By Richard Shumba
Gweru residents living abroad have urged the City of Gweru (GCC) to consider introducing electricity-saving measures at its major supply water treatment plants, which could save the local authority millions of dollars every month.
Speaking during a Whatsapp group discussion on “Save our hometown Gweru”, American-based water engineer Norbet Murenda said one of the biggest challenges the city is facing is serious water supply shortages, high electricity bills, and lack of the latest equipment to be used by workers.
“As children who grew up in Gweru although now living abroad, we need to mobilize funds to assist our hometown especially in the area of clean water provisions and road maintenance. Our parents are suffering because of water shortages and bad roads, we need to act.
One of the measures to cut the huge electricity bill we read about, the council needs to consider constructing a water reservoir at Gwenhoro dam and introduce a water pumping timetable than the current 24-hour pumping method being used,” said Eng Murenda.

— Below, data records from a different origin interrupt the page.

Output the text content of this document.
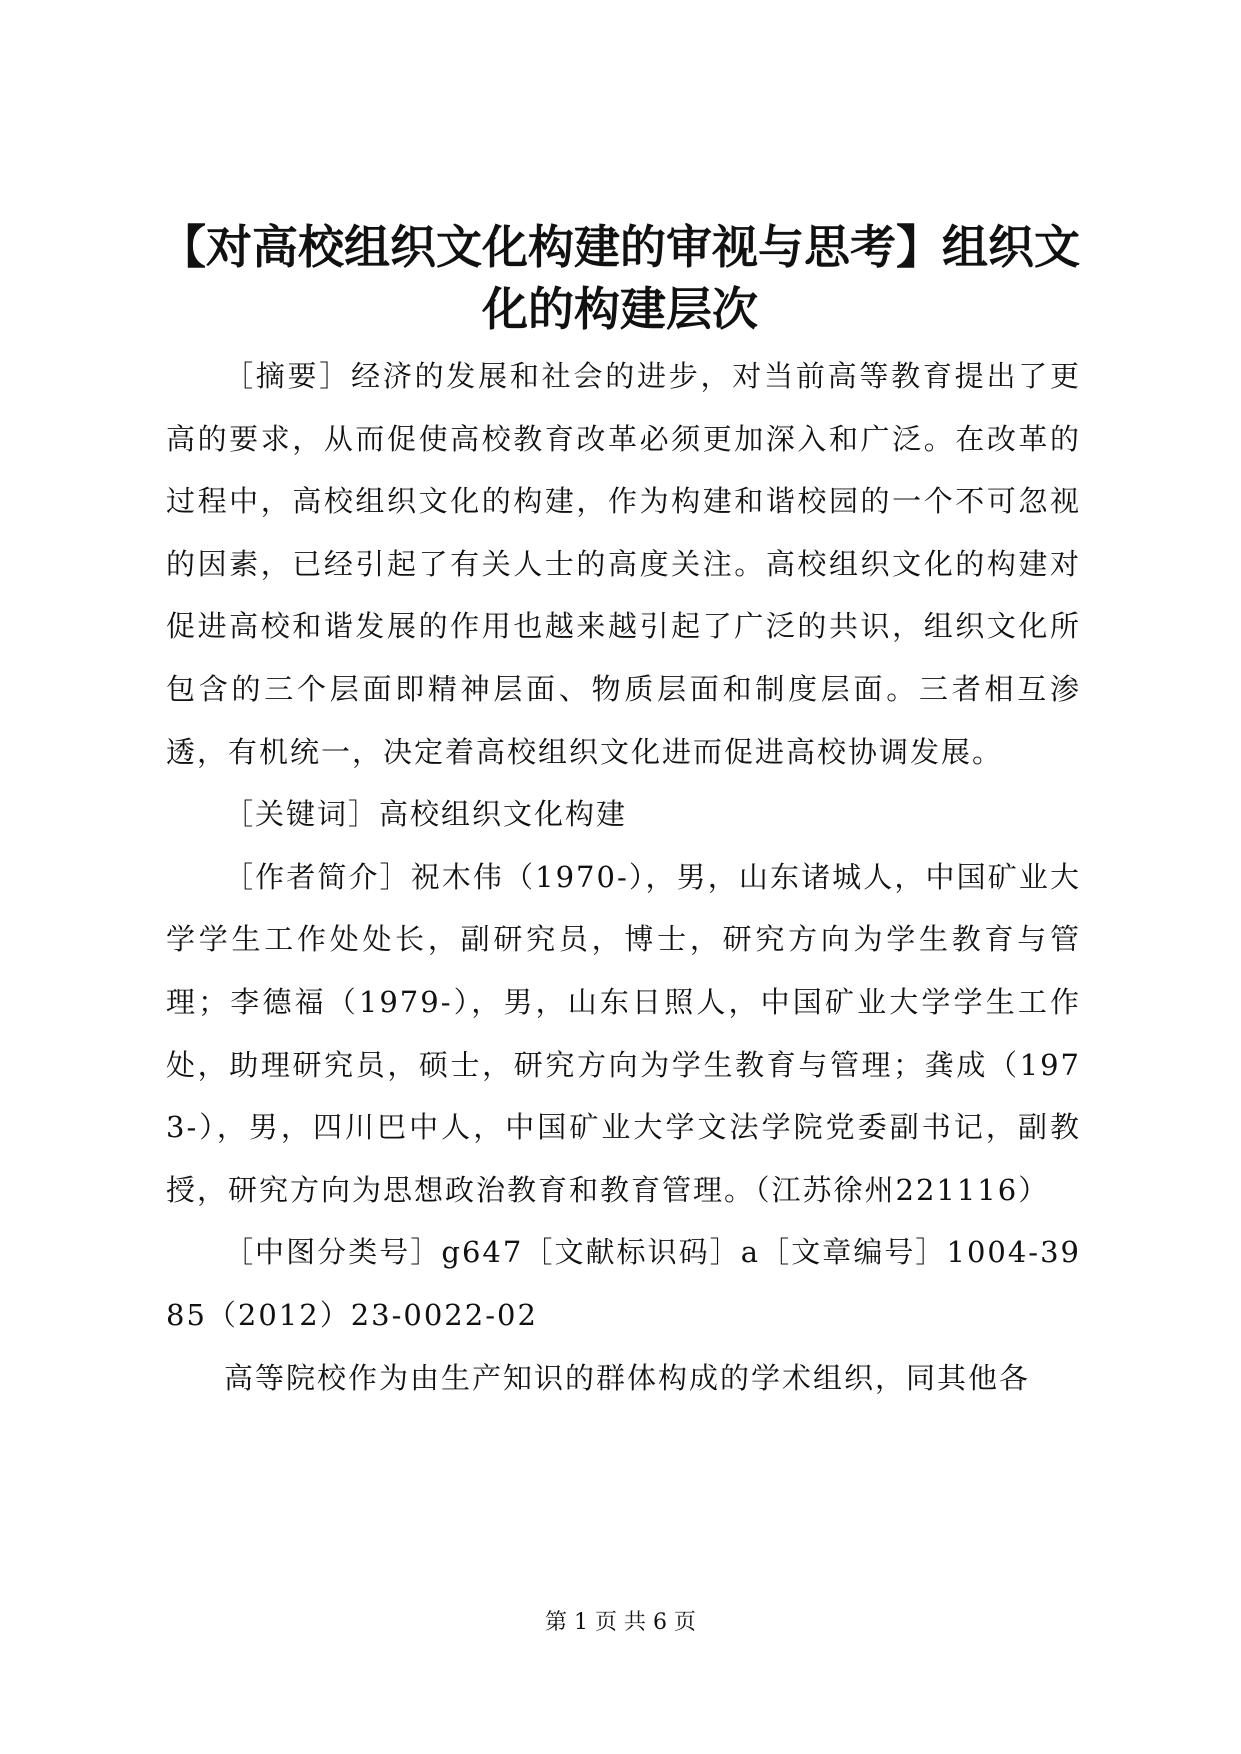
【对高校组织文化构建的审视与思考】组织文化的构建层次

［摘要］经济的发展和社会的进步，对当前高等教育提出了更高的要求，从而促使高校教育改革必须更加深入和广泛。在改革的过程中，高校组织文化的构建，作为构建和谐校园的一个不可忽视的因素，已经引起了有关人士的高度关注。高校组织文化的构建对促进高校和谐发展的作用也越来越引起了广泛的共识，组织文化所包含的三个层面即精神层面、物质层面和制度层面。三者相互渗透，有机统一，决定着高校组织文化进而促进高校协调发展。

［关键词］高校组织文化构建

［作者简介］祝木伟（1970-），男，山东诸城人，中国矿业大学学生工作处处长，副研究员，博士，研究方向为学生教育与管理；李德福（1979-），男，山东日照人，中国矿业大学学生工作处，助理研究员，硕士，研究方向为学生教育与管理；龚成（1973-），男，四川巴中人，中国矿业大学文法学院党委副书记，副教授，研究方向为思想政治教育和教育管理。（江苏徐州221116）

［中图分类号］g647［文献标识码］a［文章编号］1004-3985（2012）23-0022-02

高等院校作为由生产知识的群体构成的学术组织，同其他各

第 1 页 共 6 页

He said the city needs to construct a reservoir at Gwenoro dam and introduce water pumping during off-peak hours to fill up the tanks which will, in turn, feed the city during peak hours or when they experience power cuts outages.
The residents also called on the council to introduce online payment of bills in forex to allow it to receive the much-needed foreign currency.

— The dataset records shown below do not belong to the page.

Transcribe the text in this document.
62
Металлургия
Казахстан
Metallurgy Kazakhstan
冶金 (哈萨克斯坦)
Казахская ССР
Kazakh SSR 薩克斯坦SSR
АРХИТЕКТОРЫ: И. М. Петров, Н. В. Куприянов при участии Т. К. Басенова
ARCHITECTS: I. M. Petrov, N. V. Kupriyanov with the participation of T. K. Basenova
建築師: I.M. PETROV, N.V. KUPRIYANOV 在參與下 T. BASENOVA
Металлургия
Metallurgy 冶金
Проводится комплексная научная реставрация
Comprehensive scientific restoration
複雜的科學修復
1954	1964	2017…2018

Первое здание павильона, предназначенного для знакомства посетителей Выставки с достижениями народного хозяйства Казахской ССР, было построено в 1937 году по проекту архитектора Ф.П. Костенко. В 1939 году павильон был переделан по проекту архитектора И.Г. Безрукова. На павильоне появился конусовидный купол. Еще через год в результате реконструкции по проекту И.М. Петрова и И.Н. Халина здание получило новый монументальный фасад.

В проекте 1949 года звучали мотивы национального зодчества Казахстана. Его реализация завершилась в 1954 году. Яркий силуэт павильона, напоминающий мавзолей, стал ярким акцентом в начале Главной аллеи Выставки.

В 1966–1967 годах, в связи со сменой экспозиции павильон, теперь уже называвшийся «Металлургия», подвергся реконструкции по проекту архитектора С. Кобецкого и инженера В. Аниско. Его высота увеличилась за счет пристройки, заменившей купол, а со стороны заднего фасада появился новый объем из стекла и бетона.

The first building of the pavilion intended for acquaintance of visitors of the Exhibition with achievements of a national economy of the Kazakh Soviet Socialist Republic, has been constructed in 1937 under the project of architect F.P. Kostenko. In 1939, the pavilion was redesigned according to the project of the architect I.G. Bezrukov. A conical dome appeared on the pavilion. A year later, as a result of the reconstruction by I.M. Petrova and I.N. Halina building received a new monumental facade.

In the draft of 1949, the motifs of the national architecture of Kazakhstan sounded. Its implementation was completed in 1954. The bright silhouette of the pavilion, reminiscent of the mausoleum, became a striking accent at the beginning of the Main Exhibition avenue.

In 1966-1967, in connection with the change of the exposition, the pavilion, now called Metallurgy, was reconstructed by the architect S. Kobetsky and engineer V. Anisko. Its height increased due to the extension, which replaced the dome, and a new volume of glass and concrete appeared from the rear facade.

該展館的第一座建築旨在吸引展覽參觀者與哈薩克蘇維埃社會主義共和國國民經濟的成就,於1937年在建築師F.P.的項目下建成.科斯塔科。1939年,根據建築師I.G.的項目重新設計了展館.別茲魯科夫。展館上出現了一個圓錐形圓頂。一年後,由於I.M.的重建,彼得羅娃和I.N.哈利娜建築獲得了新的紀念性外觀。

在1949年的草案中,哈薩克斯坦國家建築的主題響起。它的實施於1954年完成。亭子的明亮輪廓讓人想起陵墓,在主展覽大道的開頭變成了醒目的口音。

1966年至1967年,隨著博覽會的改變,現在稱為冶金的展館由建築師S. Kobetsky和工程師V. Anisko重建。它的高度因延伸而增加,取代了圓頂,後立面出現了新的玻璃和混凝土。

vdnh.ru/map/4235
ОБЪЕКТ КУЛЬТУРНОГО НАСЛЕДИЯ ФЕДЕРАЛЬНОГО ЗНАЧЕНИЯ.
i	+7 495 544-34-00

The group discussion resolved to approach the council to establish what assistance is urgently needed, especially funds to pay for the commissioning of new pumps and transformer at Gwenhoro dam before launching fundraising activities abroad.
Recently the newly elected Gweru mayor Hamutendi Kombayi invited residents and stakeholders to communicate with him for suggestions, contributions, and donations through his email address.

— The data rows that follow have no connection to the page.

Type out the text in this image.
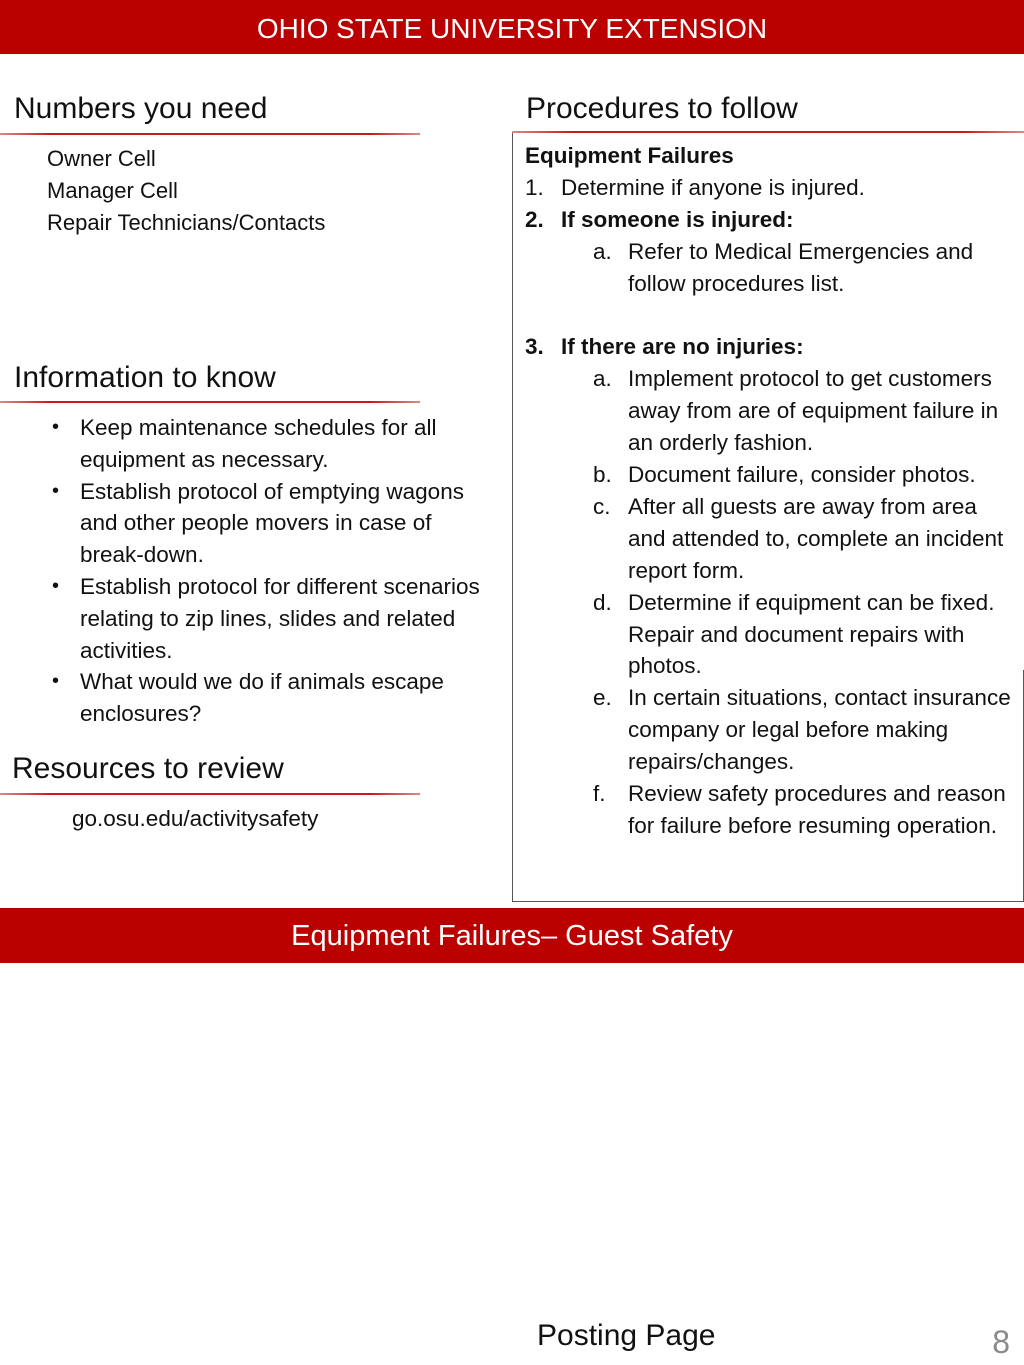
OHIO STATE UNIVERSITY EXTENSION
Numbers you need
Owner Cell
Manager Cell
Repair Technicians/Contacts
Information to know
• Keep maintenance schedules for all equipment as necessary.
• Establish protocol of emptying wagons and other people movers in case of break-down.
• Establish protocol for different scenarios relating to zip lines, slides and related activities.
• What would we do if animals escape enclosures?
Resources to review
go.osu.edu/activitysafety
Procedures to follow
Equipment Failures
1. Determine if anyone is injured.
2. If someone is injured:
a. Refer to Medical Emergencies and follow procedures list.
3. If there are no injuries:
a. Implement protocol to get customers away from are of equipment failure in an orderly fashion.
b. Document failure, consider photos.
c. After all guests are away from area and attended to, complete an incident report form.
d. Determine if equipment can be fixed. Repair and document repairs with photos.
e. In certain situations, contact insurance company or legal before making repairs/changes.
f. Review safety procedures and reason for failure before resuming operation.
Equipment Failures– Guest Safety
Posting Page	8
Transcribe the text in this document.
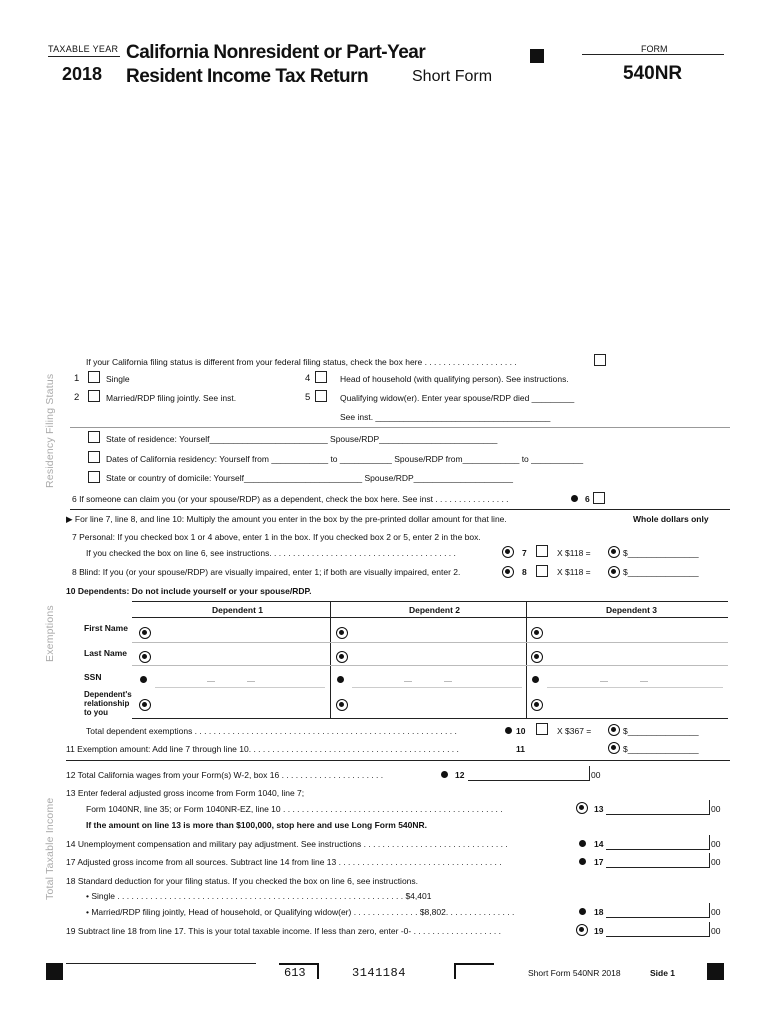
TAXABLE YEAR
2018
California Nonresident or Part-Year
Resident Income Tax Return	Short Form
FORM
540NR
Residency Filing Status
Exemptions
Total Taxable Income
If your California filing status is different from your federal filing status, check the box here . . . . . . . . . . . . . . . . . . . .
1	Single	4	Head of household (with qualifying person). See instructions.
2	Married/RDP filing jointly. See inst.	5	Qualifying widow(er). Enter year spouse/RDP died _________
See inst. _____________________________________
State of residence: Yourself_________________________ Spouse/RDP_________________________
Dates of California residency: Yourself from ____________ to ___________ Spouse/RDP from____________ to ___________
State or country of domicile: Yourself_________________________ Spouse/RDP_____________________
6 If someone can claim you (or your spouse/RDP) as a dependent, check the box here. See inst . . . . . . . . . . . . . . . .	6
▶ For line 7, line 8, and line 10: Multiply the amount you enter in the box by the pre-printed dollar amount for that line.	Whole dollars only
7 Personal: If you checked box 1 or 4 above, enter 1 in the box. If you checked box 2 or 5, enter 2 in the box.
If you checked the box on line 6, see instructions. . . . . . . . . . . . . . . . . . . . . . . . . . . . . . . . . . . . . . . .	7	X $118 =	$_______________
8 Blind: If you (or your spouse/RDP) are visually impaired, enter 1; if both are visually impaired, enter 2.	8	X $118 =	$_______________
10 Dependents: Do not include yourself or your spouse/RDP.
Dependent 1	Dependent 2	Dependent 3
First Name
Last Name
SSN
Dependent's relationship to you
Total dependent exemptions . . . . . . . . . . . . . . . . . . . . . . . . . . . . . . . . . . . . . . . . . . . . . . . . . . . . . . . .	10	X $367 =	$_______________
11 Exemption amount: Add line 7 through line 10. . . . . . . . . . . . . . . . . . . . . . . . . . . . . . . . . . . . . . . . . . . . .	11	$_______________
12 Total California wages from your Form(s) W-2, box 16 . . . . . . . . . . . . . . . . . . . . . .	12	00
13 Enter federal adjusted gross income from Form 1040, line 7;
Form 1040NR, line 35; or Form 1040NR-EZ, line 10 . . . . . . . . . . . . . . . . . . . . . . . . . . . . . . . . . . . . . . . . . . . . . . .	13	00
If the amount on line 13 is more than $100,000, stop here and use Long Form 540NR.
14 Unemployment compensation and military pay adjustment. See instructions . . . . . . . . . . . . . . . . . . . . . . . . . . . . . . .	14	00
17 Adjusted gross income from all sources. Subtract line 14 from line 13 . . . . . . . . . . . . . . . . . . . . . . . . . . . . . . . . . . .	17	00
18 Standard deduction for your filing status. If you checked the box on line 6, see instructions.
• Single . . . . . . . . . . . . . . . . . . . . . . . . . . . . . . . . . . . . . . . . . . . . . . . . . . . . . . . . . . . . . $4,401
• Married/RDP filing jointly, Head of household, or Qualifying widow(er) . . . . . . . . . . . . . . $8,802. . . . . . . . . . . . . . .	18	00
19 Subtract line 18 from line 17. This is your total taxable income. If less than zero, enter -0- . . . . . . . . . . . . . . . . . . .	19	00
613	3141184	Short Form 540NR 2018	Side 1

A few months ago presenting the 2022 budget, the City of Gweru said they have since purchased a 2MVATransformer unit for Gwenhoro waterworks at a tune of $5,7million and ZETDC was also paid $6.9million for commissioning.
However, ZETDC acting southern regional general manager Engineer Gibson Kasipo refuted the claims that the council was given a quotation and paid $6.9million for the commissioning of the transformer saying the local authority should provide evidence of such payment.
“I’m not aware of any such payment, I’m only aware that in December we recommended a team from ZETDC to work with the council on the issue of commissioning the transformer. No quotation was yet sent to them. I would be happy to see the proof payment which was mentioned during the budget consultation,” said Eng Kasipo.
Investigations by this reporter revealed that ZETDC projects team visited Gwenhoro dam on Monday 24, January 2022 to assess the transformer purchased by the local authority to enable it to fit water pumps acquired in 2019.
A source who was part of the team said, “We noted that there is need for a crane to put the transformer in position and a transformer MV control panel equipped with at least a 3000A breaker. The existing LV cables at Gwenhoro cannot be used on the new transformer owing to different voltage ratings which affect current carry capacity.”
Gweru is currently paying around $11-30million a month in electricity bills compared to other local authorities like Kwekwe City Council who are paying around $4million RTGS per month.
Pumps and other machinery mainly at Gwenhoro are more than 70 years old and need to be replaced as the city requires about 80 megaliters per day.
Once a reservoir is constructed at the waterworks, the City of Gweru will save up to 60percent of its current electricity bill.
No comment from the Acting Town Clerk Vakayi Chikwekwe as his phone was not being answered by the time of going to press.